Talking about the inspiration behind his autobiography, Tharoor said there were two things particularly that struck him when he was contemplating starting to work on the project. “The Indian that had the most statues to him around the country is Dr Baba Ambedkar. There is a debate that it must have been Mahatma Gandhi, but journalists travelling around the country said that every village at least has a bust of Ambedkar.” For Tharoor, this was extraordinary at many levels because for the Indian economist and social reformer, in his own lifetime, it was unthinkable. “He was somebody who was controversial, lost more elections that he won, was frequently attacked in his own lifetime and that such a figure has become an unchallengeable icon with every party trying to lay claim to some aspect of his life,” he adds.


Like many others in the country, Tharoor revealed admiration for Ambedkar and one that develops the more one reads about him, for his intellect and his strikingly original mind. “He had gone through hell and faced awful discrimination and humiliation at various stages of his childhood and youth and to rise above that in a series of distinctions that people born to a life of privilege have come close to,” he explains, continuing, “He is a gentleman whose life definitely takes your breath away and is worth knowing about.” 


Feminism, constitution and politics
It was not only the aspect of Ambedkar’s intellect and aura but also his speeches that made Tharoor believe that Ambedkar was a feminist way ahead of his time. He shares, “It is really striking to hear Ambedkar’s speeches to the female audiences in the 1930s and 40s and you are hearing a voice that would be considered very progressive in 21st century India. He tells women, don’t marry early, don’t let your parents push you into marriage, when you do get married, stand up to your husbands and you are not just there to serve them, make sure you are not coerced into having too many children too early, you should have control of the children you have.” A case in point being when Ambedkar tried to introduce a bill in the Mumbai legislature to promote birth control for women, and the idea was shot down by the conservatives. It is only one among other instances of his actions to bring about change.

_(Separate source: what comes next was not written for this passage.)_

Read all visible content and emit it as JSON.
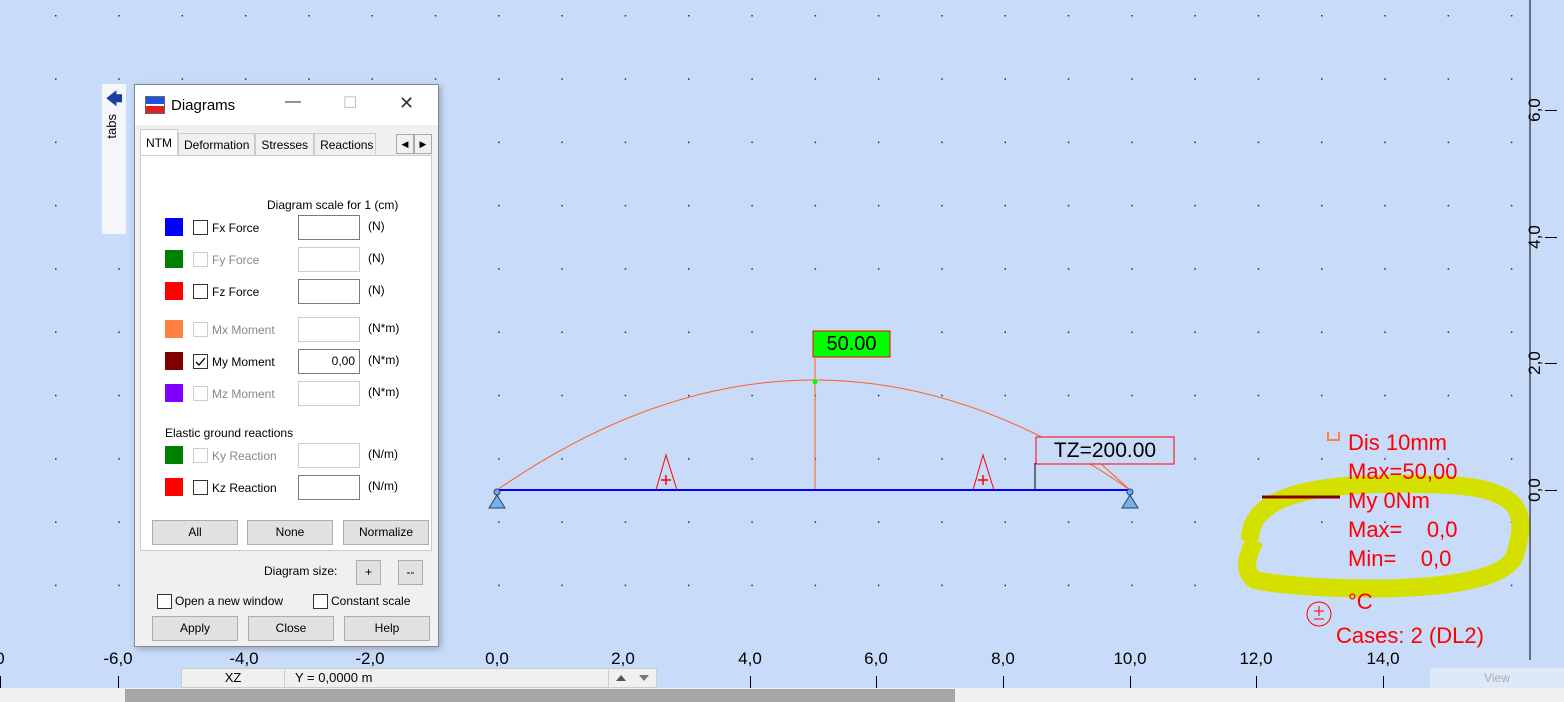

When one talks about Ambedkar, it is hard not to talk about his contribution to the country’s law and politics too. So, Tharoor when asked about his view on the influence of Ambedkar on laws of the constitution and the politics of the country said it was notably considerable. “Ambedkar struck an extraordinary balance between standing up for the rights of his oppressed community on one hand and insisting on individual agency and autonomy for the citizens on the other.” He went on to add that while the British saw Indians as a collection of different groups of people, and ruled us that way, the Constitution shifts India away from that kind of thinking into a land of individual citizens with their own rights and that every adult had a right to cast their own vote. Secondly, as Sumit Samos pointed out liberty, equality and fraternity, the Indian politician said it was particularly equality and fraternity he emphasised on more. On his contribution of reservation for Dalits and scheduled tribes, he shared, “His argument was that it was the only way to undo millennia of discrimination and injustice so you are needed to guarantee access to opportunity but guarantee outcome. So, you reserve seats and that has now become universal.”